Direita cresce com crise política e traz junto os riscos da volta dos militares
Publicado
emVanessa Barbara
Por que alguns brasileiros anseiam pelos tempos em que uma junta repressora governava o país?
“Perderam em 1964 e perderam de novo em 2016”, disse Jair Bolsonaro, um deputado conservador, durante a sessão em 17 de abril em que a Câmara votou pelo prosseguimento do processo de impeachment da presidente Dilma Rousseff.
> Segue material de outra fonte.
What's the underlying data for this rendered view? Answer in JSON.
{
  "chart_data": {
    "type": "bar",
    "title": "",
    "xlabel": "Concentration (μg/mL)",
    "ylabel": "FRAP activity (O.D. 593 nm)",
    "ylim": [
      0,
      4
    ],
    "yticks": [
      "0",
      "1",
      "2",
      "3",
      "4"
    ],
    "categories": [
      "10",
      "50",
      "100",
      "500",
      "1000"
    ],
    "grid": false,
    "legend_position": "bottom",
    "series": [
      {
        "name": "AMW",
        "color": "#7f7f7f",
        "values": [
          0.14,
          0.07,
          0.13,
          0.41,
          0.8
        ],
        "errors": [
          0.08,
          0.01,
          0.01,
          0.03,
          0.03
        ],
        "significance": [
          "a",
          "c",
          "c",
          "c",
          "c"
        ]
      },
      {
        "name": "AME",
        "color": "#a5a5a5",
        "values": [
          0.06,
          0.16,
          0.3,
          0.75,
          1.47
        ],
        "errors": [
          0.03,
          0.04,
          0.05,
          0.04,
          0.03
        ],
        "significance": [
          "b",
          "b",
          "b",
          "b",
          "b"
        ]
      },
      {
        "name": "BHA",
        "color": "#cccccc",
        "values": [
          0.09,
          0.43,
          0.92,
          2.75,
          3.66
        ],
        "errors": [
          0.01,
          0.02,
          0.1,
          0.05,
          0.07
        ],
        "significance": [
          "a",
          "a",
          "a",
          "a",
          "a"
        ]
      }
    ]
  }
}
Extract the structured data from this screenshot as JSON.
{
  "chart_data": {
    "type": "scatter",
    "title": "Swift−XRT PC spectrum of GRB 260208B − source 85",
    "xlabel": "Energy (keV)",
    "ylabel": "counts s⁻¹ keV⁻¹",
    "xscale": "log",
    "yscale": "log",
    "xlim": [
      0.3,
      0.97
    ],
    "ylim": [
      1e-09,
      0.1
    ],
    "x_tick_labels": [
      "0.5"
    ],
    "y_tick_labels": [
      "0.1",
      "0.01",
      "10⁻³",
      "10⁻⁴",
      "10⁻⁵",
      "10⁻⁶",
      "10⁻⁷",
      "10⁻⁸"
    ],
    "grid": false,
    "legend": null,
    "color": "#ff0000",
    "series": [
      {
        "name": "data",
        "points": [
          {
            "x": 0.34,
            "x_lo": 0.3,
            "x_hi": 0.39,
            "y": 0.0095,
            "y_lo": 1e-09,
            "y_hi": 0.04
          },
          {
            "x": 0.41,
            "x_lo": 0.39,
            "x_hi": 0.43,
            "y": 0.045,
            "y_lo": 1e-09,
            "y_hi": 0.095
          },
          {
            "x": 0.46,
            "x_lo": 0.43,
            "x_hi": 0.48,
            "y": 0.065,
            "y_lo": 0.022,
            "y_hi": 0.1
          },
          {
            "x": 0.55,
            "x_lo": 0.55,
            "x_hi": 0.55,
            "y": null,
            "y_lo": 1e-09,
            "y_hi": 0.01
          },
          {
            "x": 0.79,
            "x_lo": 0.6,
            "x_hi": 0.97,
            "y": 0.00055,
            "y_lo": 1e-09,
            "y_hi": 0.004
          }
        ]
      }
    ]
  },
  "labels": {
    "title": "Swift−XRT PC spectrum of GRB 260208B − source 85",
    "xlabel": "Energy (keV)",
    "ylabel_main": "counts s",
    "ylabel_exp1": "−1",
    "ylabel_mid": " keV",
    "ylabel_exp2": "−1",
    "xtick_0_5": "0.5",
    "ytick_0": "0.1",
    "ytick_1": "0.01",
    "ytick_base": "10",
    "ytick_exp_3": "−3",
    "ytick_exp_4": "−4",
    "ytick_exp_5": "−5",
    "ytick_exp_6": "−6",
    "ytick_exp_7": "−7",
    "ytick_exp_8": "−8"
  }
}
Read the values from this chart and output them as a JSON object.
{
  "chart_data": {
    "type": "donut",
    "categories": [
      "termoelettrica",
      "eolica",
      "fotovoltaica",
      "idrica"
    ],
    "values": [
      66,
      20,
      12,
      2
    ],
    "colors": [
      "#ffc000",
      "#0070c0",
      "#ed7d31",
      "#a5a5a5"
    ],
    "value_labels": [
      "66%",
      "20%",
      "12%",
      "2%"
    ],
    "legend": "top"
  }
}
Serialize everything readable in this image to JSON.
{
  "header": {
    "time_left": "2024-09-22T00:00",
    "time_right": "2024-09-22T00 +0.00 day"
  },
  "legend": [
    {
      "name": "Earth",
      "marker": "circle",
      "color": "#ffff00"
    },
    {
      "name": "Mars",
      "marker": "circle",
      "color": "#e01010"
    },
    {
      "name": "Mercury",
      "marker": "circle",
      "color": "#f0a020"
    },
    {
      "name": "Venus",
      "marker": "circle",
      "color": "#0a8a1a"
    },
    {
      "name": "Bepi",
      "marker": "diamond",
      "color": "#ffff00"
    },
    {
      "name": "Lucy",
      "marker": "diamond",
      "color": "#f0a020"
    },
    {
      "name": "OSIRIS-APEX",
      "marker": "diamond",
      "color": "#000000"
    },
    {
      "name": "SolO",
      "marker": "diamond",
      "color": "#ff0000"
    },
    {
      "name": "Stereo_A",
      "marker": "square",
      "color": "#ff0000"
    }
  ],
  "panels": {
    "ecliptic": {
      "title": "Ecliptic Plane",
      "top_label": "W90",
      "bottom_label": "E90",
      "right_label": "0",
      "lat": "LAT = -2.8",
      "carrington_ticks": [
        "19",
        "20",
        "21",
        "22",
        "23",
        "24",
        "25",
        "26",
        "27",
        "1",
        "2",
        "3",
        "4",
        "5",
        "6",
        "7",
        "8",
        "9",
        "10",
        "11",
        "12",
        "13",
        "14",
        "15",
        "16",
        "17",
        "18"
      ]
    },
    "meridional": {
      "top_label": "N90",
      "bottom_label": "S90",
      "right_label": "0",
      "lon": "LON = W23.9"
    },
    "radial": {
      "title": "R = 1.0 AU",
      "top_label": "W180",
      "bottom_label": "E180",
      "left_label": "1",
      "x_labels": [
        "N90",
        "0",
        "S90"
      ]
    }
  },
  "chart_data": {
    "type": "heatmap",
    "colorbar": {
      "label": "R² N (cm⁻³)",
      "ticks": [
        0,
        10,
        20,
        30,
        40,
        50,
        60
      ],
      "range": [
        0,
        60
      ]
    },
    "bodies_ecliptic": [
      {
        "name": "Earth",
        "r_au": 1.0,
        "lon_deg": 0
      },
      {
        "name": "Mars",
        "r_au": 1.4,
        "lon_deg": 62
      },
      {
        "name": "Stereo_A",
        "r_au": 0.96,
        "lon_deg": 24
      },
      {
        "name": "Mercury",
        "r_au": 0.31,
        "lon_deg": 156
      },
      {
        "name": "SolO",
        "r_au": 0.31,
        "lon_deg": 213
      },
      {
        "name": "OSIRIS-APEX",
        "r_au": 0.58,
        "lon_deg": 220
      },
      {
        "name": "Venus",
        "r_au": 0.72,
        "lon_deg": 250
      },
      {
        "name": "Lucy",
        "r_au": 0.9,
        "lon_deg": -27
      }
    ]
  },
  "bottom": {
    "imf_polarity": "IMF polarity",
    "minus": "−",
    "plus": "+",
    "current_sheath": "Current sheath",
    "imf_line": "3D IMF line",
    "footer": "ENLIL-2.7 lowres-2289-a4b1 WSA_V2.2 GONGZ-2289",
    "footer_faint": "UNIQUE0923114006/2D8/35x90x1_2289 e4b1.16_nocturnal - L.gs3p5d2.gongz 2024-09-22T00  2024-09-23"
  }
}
Com essas palavras, ele se posicionou ao lado dos “vencedores” do golpe militar que derrubou um governo democraticamente eleito em 1964 e abriu caminho para 21 anos de ditadura militar brutal.
Bolsonaro, um ex-paraquedista do Exército e um possível candidato à presidência, dedicou seu voto naquele dia à memória do coronel Carlos Alberto Brilhante Ustra, chefe do DOI-Codi, órgão de inteligência responsável por reprimir os críticos ao regime militar. O deputado enalteceu Ustra como “o pavor de Dilma Rousseff”.
Ele está certo a respeito disso. Por três anos no início dos anos 70, a presidente, ex-guerrilheira marxista, foi submetida a choques elétricos em diferentes partes de seu corpo e suspensa em um pau-de-arara (quando a pessoa fica de ponta-cabeça, presa pelos pulsos e tornozelos). Ela sofreu sangramento interno e um de seus dentes foi arrancado por um soco de um interrogador.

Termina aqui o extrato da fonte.